DuckDB: an efficient SQL development in Python

Posted on January 19, 2025


After a few weeks using DuckDb to develop product, particularly to handle complex data processing logic (e.g. multiple table join, condition, group, expand, cross-database operation, ...), I like it more and more. Before that I use psycopg2 to connect database and download to Pandas, then use Pandas to do data processing, and finally write processed data to database table. For simple data processing logic, it is easy. But when need doing complex processing logic and join tables from different database and database servers, it is becoming tedious and inefficient using Pandas. I would like a tool that can reduce the pain. That is DuckDB I find it.

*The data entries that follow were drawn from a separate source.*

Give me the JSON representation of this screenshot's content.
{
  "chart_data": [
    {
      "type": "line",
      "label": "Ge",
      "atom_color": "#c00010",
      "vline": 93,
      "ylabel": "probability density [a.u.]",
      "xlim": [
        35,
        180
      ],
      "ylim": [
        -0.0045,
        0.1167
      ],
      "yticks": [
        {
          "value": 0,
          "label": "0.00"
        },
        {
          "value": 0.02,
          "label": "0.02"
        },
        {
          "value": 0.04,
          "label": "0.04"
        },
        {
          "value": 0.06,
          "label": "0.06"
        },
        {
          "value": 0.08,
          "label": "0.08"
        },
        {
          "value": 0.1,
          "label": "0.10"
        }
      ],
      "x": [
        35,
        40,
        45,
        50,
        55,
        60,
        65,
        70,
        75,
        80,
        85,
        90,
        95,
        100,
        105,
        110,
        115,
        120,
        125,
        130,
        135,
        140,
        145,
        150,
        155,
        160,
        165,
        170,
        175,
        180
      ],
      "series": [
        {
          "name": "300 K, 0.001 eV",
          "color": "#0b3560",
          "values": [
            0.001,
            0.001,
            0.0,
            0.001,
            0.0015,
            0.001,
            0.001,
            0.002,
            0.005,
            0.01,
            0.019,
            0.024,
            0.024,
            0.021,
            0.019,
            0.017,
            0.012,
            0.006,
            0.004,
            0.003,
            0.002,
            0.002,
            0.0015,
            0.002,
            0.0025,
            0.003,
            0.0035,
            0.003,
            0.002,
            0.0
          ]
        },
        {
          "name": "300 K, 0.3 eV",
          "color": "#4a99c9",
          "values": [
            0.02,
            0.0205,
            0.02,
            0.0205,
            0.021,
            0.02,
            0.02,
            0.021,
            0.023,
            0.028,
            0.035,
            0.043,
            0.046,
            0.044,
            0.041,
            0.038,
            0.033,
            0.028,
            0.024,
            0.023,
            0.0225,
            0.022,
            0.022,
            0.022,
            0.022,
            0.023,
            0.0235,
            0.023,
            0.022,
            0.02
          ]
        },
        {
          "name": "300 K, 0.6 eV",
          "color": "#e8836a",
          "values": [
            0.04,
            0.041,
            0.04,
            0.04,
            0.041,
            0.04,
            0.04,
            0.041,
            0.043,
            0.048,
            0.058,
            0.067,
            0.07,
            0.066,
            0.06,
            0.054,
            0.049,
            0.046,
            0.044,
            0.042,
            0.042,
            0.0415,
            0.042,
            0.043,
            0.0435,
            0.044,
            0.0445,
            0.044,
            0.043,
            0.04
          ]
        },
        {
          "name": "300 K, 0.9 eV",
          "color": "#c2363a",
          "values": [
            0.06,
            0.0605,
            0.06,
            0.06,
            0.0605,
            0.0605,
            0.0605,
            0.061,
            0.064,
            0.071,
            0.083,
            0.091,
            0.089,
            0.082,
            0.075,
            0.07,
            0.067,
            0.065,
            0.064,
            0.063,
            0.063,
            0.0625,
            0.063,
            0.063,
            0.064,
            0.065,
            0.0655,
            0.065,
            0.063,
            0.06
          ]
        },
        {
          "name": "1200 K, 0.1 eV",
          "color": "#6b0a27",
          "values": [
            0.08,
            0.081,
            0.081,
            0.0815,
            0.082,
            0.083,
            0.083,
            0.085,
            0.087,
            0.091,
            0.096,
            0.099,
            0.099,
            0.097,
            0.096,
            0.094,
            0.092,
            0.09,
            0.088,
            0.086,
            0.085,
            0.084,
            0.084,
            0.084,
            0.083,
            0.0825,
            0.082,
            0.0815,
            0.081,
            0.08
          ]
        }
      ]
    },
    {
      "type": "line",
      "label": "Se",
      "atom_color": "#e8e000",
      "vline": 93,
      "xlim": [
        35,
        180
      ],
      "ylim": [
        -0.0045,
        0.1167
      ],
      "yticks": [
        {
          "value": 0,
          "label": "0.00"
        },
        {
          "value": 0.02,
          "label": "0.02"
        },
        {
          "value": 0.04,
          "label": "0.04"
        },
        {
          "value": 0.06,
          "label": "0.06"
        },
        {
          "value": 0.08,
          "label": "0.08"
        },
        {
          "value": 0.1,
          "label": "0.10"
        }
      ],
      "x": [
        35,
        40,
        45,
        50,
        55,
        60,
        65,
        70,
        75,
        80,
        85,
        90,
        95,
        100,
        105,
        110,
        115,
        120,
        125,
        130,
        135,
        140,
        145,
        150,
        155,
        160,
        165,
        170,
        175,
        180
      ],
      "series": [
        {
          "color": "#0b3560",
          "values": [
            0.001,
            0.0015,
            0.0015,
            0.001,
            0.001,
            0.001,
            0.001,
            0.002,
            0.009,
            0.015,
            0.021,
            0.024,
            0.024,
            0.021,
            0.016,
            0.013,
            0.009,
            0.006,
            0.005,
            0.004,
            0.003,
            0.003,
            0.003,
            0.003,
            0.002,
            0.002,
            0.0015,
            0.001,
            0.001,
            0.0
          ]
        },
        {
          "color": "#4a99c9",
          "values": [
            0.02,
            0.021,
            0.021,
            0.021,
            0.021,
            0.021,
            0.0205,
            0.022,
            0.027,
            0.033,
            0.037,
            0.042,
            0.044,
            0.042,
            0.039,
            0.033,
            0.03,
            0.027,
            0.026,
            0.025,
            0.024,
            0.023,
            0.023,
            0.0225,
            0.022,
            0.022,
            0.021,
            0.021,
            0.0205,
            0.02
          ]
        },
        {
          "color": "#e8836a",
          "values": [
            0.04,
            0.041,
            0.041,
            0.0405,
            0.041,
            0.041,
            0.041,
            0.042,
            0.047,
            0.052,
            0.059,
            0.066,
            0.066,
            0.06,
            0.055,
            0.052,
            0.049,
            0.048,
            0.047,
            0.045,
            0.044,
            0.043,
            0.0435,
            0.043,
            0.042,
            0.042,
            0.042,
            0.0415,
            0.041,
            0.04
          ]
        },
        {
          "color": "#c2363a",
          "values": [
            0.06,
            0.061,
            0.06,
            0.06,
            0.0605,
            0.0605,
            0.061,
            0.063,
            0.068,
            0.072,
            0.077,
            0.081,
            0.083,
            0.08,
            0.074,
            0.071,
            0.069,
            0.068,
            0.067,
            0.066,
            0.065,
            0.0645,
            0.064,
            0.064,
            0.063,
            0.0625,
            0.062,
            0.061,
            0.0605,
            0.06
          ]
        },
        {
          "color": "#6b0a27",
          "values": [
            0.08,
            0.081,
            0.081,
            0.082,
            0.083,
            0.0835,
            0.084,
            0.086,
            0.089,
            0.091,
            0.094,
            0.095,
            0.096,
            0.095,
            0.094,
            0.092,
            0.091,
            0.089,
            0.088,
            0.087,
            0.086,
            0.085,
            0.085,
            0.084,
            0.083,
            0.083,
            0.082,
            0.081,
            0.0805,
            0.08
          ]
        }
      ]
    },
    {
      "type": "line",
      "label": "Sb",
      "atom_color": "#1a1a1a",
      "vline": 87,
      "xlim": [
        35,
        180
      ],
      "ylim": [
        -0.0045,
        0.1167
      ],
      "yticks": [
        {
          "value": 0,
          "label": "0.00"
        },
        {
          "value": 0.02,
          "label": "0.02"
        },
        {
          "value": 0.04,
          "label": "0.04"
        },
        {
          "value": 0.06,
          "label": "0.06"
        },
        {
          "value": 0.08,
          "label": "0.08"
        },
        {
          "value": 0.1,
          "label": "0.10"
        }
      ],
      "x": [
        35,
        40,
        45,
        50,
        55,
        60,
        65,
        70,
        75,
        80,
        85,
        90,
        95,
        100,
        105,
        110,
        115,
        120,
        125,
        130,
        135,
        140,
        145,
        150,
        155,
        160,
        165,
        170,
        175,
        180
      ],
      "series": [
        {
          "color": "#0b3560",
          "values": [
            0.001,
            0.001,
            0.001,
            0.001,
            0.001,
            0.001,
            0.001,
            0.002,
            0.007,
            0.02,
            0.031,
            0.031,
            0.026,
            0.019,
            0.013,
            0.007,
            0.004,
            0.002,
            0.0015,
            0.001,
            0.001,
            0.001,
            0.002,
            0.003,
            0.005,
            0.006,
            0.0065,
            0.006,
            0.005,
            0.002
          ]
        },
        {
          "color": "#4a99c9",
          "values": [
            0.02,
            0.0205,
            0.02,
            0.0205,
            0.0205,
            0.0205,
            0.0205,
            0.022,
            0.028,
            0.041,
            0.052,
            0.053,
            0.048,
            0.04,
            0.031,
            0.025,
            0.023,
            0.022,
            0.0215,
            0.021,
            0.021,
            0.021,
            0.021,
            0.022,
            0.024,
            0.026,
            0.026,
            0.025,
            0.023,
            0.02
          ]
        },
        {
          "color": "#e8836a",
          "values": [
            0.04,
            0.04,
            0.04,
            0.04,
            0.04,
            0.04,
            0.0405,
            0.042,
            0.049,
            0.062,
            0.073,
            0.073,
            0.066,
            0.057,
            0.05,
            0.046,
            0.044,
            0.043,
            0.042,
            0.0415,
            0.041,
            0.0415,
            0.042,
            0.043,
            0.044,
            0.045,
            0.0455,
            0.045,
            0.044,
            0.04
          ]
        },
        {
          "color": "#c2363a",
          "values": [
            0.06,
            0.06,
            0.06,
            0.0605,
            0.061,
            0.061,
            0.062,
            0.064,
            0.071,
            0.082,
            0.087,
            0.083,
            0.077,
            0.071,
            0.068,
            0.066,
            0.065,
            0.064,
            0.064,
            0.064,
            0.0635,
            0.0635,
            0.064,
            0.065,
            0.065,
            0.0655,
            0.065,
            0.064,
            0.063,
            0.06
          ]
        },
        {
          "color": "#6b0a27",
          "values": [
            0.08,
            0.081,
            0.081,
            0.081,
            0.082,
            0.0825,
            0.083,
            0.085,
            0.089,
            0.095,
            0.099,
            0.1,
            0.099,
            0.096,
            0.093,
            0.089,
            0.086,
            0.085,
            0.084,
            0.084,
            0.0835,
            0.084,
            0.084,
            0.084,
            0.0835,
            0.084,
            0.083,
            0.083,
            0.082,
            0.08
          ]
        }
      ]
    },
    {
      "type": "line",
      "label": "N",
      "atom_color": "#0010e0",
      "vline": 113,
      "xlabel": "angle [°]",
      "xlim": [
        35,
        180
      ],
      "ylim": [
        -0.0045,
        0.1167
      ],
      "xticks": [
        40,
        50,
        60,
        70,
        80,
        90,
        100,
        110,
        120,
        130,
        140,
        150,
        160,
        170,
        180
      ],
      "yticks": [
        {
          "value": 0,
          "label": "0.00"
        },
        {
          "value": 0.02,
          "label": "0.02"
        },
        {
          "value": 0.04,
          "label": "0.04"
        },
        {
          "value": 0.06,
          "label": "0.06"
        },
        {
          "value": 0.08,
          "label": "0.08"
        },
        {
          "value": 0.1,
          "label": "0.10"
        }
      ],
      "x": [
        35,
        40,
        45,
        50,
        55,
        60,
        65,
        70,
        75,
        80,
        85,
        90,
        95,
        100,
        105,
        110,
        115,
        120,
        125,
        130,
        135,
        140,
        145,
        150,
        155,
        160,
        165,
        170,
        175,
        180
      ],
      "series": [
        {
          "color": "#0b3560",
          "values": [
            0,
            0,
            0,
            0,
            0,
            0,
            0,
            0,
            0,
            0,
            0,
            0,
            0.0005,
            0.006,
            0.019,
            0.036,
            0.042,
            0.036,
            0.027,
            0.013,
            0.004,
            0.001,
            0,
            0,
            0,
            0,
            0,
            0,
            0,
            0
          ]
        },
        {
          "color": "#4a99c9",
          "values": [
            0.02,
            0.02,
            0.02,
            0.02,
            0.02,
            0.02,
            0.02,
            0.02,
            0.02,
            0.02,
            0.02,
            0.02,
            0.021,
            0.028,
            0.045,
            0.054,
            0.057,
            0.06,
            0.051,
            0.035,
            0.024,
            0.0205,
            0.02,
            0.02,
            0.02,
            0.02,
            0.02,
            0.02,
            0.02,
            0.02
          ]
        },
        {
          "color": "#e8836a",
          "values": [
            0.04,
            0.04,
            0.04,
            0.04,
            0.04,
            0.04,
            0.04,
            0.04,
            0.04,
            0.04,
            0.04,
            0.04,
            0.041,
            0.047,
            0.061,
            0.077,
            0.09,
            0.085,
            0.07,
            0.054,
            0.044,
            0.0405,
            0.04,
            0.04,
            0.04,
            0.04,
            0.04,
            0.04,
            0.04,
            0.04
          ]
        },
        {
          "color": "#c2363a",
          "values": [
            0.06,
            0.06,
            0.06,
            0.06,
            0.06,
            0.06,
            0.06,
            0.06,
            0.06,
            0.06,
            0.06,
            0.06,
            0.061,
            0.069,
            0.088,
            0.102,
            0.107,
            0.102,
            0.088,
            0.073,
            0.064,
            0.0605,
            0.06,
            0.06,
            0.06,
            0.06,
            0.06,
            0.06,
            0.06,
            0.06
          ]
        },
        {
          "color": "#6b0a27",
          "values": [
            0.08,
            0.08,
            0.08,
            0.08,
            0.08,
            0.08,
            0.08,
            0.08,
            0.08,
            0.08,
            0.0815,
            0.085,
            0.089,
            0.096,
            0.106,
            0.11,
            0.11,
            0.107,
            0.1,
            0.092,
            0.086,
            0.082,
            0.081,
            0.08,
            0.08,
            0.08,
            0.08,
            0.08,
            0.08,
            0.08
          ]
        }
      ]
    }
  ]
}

DuckDB is quite similar to my previous Database dev environment DataWork of AliCloud. DuckDB is Python friendly. So I use it to develop my user profiling product, which is heavily data logic processing such as join, pivot, expand, group on many tables and cross database server. Besides sufficient inner functions, you can also self-define Python function, register, and use it in DuckDB SQL. It is quite amazing. Here I will show a few tips on connect to Postgres server, create table, and insert table examples.

Install

pip install duckdb

Connect to Postgres database

```con_local``` is the variable what you use to access hereafter

# install postgres adaptor
duckdb.sql("INSTALL postgres; LOAD postgres;")

# Set your Database secrets, create for each database connector using different secret_name. You set can ready only or write/read allowed

_secret_template = """
CREATE SECRET IF NOT EXISTS {secret_name} (
            TYPE POSTGRES,
            HOST '{host}',
            PORT {port},
            DATABASE {database},
            USER '{username}',
            PASSWORD '{password}'
        );
 ATTACH IF NOT EXISTS '' AS {conn_alias} (TYPE POSTGRES, SECRET {secret_name}, SCHEMA 'public', READ_ONLY);
        """

 _secret_template_wr = """CREATE SECRET IF NOT EXISTS {secret_name} (
            TYPE POSTGRES,
            HOST '{host}',
            PORT {port},
            DATABASE {database},
            USER '{username}',
            PASSWORD '{password}'
        );
 ATTACH IF NOT EXISTS '' AS {conn_alias} (TYPE POSTGRES, SECRET {secret_name}, SCHEMA 'public');
        """
 duckdb.sql(self._secret_template_wr.format(
            username = "postgres",
            password = "postgres",
            host = "localhost",
            port = 5432,
            database = "postgres",
            secret_name = "secret_local",
            conn_alias = "con_local",
            )
        )

Access the table in database

# Read table
# e.f. if a table, named user_accounts, in postgres database. Columns e.g. user_id, name, location

sql_str = """ SELECT user_id, name, location FROM con_local.user_accounts;"""
data = duckdb.sql(sql_str)

#write table
sql_str = """ INSERT INTO con_local.user_accounts
SELECT user_id, name, location FROM (VALUES (1,'a','a1'))
"""
data = duckdb.sql(sql_str)

Register a function

The following shows an example case of how to define custom function and call it in SQL to process user content.

def word_split(msg) -> str:
        words = set(map(lambda x: x.strip("-*[]\n"), msg.split(" ")))

        return ",".join(words)

duckdb.create_function("my_word_split", word_split, [VARCHAR], VARCHAR)

data = duckdb.sql("""
SELECT user_id,user_message
       my_word_split(user_message) AS word_list,
       created_at,
       current_date as updated_at
FROM con_local.user_content
""")

More detailed tutorial refer DuckDB official document.